Microsericaria quadripunctata

Scientific classification
- Kingdom: Animalia
- Phylum: Arthropoda
- Class: Insecta
- Order: Coleoptera
- Suborder: Polyphaga
- Infraorder: Scarabaeiformia
- Family: Scarabaeidae
- Genus: Microsericaria
- Species: M. quadripunctata
- Binomial name: Microsericaria quadripunctata (Brenske, 1896)
- Synonyms: Microserica quadripunctata Brenske, 1896;

= Microsericaria quadripunctata =

- Genus: Microsericaria
- Species: quadripunctata
- Authority: (Brenske, 1896)
- Synonyms: Microserica quadripunctata Brenske, 1896

Species of beetle

Microsericaria quadripunctata is a species of beetle of the family Scarabaeidae. It is found in India (Tetara, Konbir, Chota-Nagpore).

==Description==
Adults reach a length of about 4.8-5 mm. They are black, with the pronotum and elytra dull and strongly opalescent. The head (but especially the thorax) and the legs are shiny. The clypeus is more strongly margined anteriorly than on the sides, and densely, coarsely wrinkled-punctate, with coarser setate punctures in between.

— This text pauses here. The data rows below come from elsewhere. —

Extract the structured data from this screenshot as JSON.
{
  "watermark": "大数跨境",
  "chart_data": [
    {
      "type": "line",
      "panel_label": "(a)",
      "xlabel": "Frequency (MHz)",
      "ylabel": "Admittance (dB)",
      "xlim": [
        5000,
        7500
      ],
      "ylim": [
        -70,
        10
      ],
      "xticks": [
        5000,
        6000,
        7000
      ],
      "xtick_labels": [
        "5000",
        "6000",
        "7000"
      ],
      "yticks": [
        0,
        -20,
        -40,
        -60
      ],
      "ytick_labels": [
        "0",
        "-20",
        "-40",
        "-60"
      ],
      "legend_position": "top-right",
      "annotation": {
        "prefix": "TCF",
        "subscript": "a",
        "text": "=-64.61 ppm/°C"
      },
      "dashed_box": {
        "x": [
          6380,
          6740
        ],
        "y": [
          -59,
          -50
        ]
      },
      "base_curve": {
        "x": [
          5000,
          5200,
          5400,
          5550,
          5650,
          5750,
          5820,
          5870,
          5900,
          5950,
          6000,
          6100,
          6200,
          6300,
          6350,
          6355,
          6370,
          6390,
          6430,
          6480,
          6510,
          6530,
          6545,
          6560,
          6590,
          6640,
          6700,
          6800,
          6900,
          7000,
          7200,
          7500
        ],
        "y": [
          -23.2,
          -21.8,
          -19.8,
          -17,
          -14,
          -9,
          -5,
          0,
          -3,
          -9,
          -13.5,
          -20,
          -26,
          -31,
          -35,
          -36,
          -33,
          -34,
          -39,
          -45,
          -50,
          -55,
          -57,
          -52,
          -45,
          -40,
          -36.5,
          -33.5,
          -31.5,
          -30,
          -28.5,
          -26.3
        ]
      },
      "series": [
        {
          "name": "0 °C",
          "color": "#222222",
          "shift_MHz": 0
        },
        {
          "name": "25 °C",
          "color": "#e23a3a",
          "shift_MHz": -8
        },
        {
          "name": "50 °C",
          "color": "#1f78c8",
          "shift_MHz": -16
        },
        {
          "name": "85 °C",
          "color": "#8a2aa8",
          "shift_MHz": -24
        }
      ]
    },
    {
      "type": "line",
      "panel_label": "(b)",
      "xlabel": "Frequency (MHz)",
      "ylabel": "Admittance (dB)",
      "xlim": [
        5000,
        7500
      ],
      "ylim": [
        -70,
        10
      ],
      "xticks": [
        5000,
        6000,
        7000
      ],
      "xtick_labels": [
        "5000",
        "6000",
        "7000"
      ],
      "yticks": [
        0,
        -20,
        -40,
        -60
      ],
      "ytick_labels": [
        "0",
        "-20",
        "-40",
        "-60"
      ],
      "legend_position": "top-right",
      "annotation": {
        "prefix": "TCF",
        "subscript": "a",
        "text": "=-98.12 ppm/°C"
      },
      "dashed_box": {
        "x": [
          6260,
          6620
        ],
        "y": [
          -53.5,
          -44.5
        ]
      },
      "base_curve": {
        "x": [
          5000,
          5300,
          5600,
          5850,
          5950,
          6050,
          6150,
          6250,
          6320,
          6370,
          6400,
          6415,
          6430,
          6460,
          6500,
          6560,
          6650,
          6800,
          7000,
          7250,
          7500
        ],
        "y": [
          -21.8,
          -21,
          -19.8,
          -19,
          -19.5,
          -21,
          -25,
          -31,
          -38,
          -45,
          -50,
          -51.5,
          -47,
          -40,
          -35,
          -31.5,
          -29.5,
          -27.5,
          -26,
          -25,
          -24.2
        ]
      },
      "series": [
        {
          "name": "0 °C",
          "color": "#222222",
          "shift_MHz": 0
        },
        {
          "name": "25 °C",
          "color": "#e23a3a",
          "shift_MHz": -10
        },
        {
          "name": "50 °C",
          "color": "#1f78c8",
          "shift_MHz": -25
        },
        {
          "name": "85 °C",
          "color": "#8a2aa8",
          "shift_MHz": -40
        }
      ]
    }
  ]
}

The indistinct suture forms an obtuse angle, the frons behind it densely and coarsely punctate, the punctures hardly smaller, with a smooth longitudinal line in the middle that begins at the suture, the punctures becoming more widely spaced towards the vertex. The pronotum has the same punctation as the frons, the anterior angles are pointedly projecting, the anterior margin therefore deeply indented, the
posterior angles slightly rounded, bristles are present in deeper recesses on the anterior and lateral margins. In the middle towards the base is an indistinct longitudinal line. The tip of the scutellum is slightly raised. The elytra have nine or ten deeply punctate striae, which become less dense towards the margin. The punctures in the striae are confused, the raised intervals are smooth, with only a few punctures. Each elytron has a red spot near the shoulder and a somewhat larger one in front of the apex. The pygidium is coarsely and widely punctate like the thorax.